At present, these are not covered by the Public Contracts Regulations 2006 (although the general EC Treaty principles around transparency, non-discrimination and equality of treatment must still be respected).

When we first set eyes on the draft Regulations and looked at draft Regulations 105 to 109 we got a surprise; these regulations introduce a new regime in respect of under threshold contracts that actually goes further than was required by the parent Directive.

This is in contrast to the general approach taken overall, which is to implement the minimum required, to retain discretion and flexibility and to avoid "goldplating" the Directive. The fact that the Government departed from this general approach in respect of sub-threshold contracts is testament to the importance attached to the encouragement of small and medium sized entities (SMEs) which the sub-threshold regime is designed to cover.

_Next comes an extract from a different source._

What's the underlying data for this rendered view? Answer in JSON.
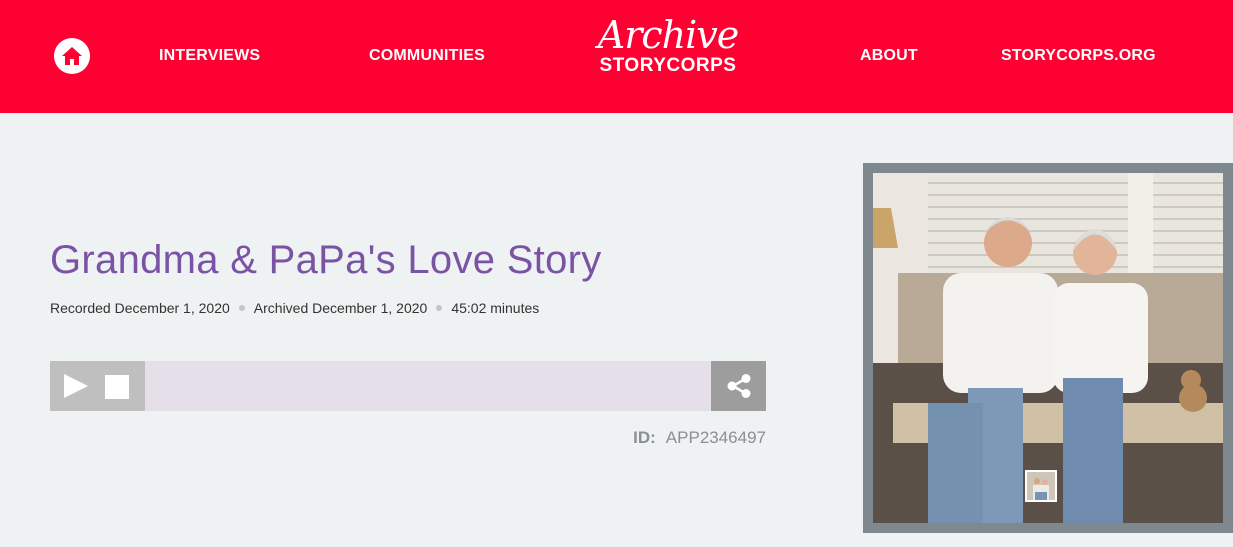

If implemented in their current form, the below-threshold Regulations (which will apply to contracts over £10,000 for Central Government and £25,000 for other contracting authorities) will impose two key requirements:

  • if the opportunity is to be advertised at all, this must include an advertisement on Contracts Finder; and
  • a ban on the use of a PQQ or a separate pre-qualification stage (note too that even where contracts are above-threshold, the new Regulations will require contracting authorities to have regard to any Cabinet Office guidance on the use of PQQs (including avoiding burdensome, excessive or disproportionate questions) and their assessment).

Contracting authorities will therefore need to update their procurement teams and policies, to ensure that these new requirements are being met; they will apply from the date that the Regulations come into force (likely to be in the first part of 2015).